Sunday, July 15, 2012

A primeira vez que ouvi falar em "Ascendino Reis"

A primeira vez que ouvi falar em "Ascendino Reis" foi em junho de 1954. Porque a escola em que eu ingressei era o Ginásio Estadual do Tatuapé e assim dizia na caderneta escolar.

O nome deve ter sido mudado no primeiro semestre de 1954. Descobri em junho, durante as provas parciais. Porque todo ano, em junho e novembro, havia as temidas "primeiras provas parciais", que a gente chamava "exames de junho". Temidas porque tinham peso maior no cômputo da média final do ano.
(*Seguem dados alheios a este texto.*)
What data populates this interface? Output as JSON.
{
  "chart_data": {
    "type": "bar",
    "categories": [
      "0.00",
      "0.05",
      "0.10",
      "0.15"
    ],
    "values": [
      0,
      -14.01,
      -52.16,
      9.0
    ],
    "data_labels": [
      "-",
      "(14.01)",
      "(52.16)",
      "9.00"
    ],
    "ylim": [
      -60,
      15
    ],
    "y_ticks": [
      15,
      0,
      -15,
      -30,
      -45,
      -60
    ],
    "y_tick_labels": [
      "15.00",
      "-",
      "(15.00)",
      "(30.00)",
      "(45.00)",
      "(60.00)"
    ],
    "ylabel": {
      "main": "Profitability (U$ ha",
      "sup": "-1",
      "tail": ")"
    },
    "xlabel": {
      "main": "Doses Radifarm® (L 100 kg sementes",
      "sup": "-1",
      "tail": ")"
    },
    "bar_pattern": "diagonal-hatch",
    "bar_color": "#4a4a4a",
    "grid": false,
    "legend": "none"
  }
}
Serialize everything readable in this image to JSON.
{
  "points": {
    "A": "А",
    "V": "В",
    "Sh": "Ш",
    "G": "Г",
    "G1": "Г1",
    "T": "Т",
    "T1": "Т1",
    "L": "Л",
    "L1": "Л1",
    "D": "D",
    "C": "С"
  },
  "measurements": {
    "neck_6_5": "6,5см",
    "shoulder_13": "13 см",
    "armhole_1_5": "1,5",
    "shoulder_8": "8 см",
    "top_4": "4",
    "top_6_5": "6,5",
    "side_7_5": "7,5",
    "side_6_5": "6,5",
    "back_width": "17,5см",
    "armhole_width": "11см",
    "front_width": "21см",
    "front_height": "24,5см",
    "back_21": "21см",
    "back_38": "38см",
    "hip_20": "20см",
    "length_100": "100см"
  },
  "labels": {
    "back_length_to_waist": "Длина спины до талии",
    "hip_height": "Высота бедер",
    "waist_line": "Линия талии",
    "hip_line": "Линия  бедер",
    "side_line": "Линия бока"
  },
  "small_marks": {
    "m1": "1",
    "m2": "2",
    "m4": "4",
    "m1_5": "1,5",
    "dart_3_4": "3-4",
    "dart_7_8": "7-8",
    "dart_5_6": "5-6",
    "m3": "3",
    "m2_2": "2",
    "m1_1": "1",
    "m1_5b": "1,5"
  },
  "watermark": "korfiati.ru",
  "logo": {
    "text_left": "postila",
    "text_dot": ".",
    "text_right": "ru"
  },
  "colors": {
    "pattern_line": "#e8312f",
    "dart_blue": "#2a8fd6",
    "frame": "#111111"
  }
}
As provas parciais eram feitas em papel timbrado, fornecido pelo governo do Estado e os alunos tinham de preencher com seus nomes, números, identificação da série cursada e nome do estabelecimento. Eu estava na primeira série "D" e a primeira prova para nós foi Geografia, matéria ensinada pelo professor Eli Piccolo, um sujeito muito competente e formal, e normalmente de bom humor. Como era primeira vez que fazíamos aquilo, coube ele a tarefa de nos ensinar a preencher o cabeçalho (e, por falar nisso, ensinar aos menos letrados que era "cabeçalho" não "cabeçário". Então, nos explicou, metodicamente, como era seu hábito, que era para escrever "Ginásio Estadual, abre aspas, Professor Ascendino, escrito com esse e depois cê, Reis fecha aspas". 

Achei o nome ridículo. Como alguém pode se chamar Ascendino? 

Depois, com a criação do curso Científico, a escola passou a chamar-se Colégio Estadual "Professor Ascendino Reis". Mais tarde, não sei quando, virou Colégio Estadual e Escola Normal "Professor Ascendino Reis" . Depois, recebeu o nome de Instituto de Educação "Professor Ascendino Reis" e aí perdi a pista.

Em algum momento, houve outro Ginásio Estadual do Tatuapé, mas é bem posterior.